Issue 41, 2 May 2011

 

Contemplating the life of Hone Heke Ngapua - a personal reflection:

 

Paul Moon, Ngapua: The Political Life of Hone Heke Ngapua, MHR (Auckland: David Ling, 2006)

 

Hone Heke Ngapua was born in Kaikohe, Tai Tokerau, in1869 to parents of distinguished Ngapuhi, Ngati Whatua and East Coast lineage. His paternal grandfather was brother to Hone Heke, and his gt-gt-grandfather was the noted warrior Pokaia (who was Hone Heke’s grandfather). Schooled at Omanaia and Kawakawa Native schools, and then at St Stephens Anglican in Parnell, Ngapua became a key leader of the pan-iwi Kotahitanga (‘unity’) parliament movement and its foremost advocate in the House of Representatives in the 1890s after being elected the Member for Northern Maori.

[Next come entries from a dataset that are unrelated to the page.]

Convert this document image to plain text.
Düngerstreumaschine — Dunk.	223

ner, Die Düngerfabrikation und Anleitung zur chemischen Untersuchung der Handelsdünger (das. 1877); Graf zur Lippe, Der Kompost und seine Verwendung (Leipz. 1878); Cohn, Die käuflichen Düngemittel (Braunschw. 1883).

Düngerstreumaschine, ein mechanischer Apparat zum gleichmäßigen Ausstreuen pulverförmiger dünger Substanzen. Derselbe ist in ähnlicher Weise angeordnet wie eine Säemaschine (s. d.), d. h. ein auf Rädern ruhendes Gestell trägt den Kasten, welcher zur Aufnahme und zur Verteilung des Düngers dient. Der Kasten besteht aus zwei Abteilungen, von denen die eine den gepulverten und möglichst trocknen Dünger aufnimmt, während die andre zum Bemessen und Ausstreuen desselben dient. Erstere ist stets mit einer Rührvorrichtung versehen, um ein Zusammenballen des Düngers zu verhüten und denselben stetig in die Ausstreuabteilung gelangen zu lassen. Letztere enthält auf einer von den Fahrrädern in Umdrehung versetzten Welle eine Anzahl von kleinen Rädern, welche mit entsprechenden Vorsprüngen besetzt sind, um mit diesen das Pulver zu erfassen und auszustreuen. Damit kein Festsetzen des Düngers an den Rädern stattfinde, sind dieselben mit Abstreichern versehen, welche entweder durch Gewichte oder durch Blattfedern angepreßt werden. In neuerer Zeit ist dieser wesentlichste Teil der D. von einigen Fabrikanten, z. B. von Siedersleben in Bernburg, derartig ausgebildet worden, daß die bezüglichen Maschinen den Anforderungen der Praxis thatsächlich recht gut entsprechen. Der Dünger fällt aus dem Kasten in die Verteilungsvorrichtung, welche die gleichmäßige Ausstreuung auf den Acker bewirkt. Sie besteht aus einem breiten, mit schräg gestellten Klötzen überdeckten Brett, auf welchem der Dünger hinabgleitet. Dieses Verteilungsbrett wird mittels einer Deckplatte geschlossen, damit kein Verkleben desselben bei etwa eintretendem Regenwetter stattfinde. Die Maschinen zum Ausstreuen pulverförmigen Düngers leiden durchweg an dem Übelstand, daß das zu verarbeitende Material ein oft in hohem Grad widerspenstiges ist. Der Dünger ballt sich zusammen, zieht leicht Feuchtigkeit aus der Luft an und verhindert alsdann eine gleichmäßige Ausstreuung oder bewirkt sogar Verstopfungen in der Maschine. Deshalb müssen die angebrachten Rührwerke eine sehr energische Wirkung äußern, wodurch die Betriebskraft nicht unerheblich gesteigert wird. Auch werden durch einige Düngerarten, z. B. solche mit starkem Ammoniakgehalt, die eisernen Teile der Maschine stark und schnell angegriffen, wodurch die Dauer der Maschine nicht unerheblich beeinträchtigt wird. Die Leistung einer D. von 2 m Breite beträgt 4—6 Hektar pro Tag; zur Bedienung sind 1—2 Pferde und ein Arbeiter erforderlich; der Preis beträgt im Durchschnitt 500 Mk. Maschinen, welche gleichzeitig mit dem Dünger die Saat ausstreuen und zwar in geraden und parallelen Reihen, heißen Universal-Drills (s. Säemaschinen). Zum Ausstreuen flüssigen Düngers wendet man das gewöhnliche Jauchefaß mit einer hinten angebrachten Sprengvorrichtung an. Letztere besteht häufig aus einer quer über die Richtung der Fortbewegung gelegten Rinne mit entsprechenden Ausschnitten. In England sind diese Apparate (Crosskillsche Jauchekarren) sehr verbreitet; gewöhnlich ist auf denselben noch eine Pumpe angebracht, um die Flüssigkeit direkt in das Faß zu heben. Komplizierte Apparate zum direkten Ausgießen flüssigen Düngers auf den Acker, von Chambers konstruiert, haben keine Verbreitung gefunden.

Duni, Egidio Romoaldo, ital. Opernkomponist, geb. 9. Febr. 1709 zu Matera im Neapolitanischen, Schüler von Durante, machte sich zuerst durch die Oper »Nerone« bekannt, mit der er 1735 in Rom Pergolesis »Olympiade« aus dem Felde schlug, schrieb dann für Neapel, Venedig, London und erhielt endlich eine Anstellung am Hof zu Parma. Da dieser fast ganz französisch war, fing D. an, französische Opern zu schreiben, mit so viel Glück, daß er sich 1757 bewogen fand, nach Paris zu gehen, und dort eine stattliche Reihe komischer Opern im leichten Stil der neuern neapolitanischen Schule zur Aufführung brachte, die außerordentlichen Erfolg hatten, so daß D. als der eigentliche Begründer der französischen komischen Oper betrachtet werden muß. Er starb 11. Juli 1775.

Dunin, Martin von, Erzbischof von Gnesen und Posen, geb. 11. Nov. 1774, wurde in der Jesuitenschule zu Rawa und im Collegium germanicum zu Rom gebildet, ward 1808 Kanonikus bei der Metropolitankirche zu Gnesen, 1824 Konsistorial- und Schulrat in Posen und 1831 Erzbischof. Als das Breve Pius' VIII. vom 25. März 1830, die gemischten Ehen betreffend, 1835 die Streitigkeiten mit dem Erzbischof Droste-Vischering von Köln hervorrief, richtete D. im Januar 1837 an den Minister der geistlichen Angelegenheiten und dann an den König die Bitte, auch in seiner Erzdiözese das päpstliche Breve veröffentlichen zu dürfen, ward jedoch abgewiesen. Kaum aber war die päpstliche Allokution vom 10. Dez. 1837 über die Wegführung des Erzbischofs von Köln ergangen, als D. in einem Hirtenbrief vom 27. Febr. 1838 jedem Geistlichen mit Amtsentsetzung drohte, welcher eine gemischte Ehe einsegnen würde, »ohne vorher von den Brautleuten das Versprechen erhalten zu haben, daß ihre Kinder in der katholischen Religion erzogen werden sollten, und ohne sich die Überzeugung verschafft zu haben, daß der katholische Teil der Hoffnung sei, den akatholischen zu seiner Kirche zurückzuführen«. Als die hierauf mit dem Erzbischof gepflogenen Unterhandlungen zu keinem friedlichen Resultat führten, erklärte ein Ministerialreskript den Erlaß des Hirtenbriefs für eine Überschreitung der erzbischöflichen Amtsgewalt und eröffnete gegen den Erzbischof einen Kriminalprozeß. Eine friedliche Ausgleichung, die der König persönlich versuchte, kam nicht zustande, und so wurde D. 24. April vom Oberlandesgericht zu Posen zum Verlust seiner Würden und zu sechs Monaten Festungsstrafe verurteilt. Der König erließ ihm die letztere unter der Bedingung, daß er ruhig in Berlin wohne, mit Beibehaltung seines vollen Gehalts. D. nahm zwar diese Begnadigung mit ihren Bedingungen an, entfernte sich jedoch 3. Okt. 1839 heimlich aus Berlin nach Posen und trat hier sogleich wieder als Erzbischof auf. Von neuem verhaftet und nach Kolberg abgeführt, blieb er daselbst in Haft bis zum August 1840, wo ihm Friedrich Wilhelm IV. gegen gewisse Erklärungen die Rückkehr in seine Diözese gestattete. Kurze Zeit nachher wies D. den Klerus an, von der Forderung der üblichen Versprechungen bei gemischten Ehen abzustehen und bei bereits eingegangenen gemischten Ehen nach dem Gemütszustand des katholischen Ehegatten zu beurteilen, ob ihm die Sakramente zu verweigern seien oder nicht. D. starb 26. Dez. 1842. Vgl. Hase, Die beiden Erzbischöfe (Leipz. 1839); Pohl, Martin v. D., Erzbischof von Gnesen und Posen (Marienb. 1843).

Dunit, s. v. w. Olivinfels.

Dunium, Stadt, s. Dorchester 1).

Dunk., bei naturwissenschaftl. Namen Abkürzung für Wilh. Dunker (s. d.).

He was opposed in the House by Sir James Carroll at least in part for the movement's aspirations for autonomy (or semi-autonomy), though he later worked with Carroll and Ngata on native land reform in the early 1900s, once he saw that the aims of Kotahitanga were too ambitious for those times. His political star continued to shine, though it dimmed somewhat before his untimely death from tuberculosis at the age of 39.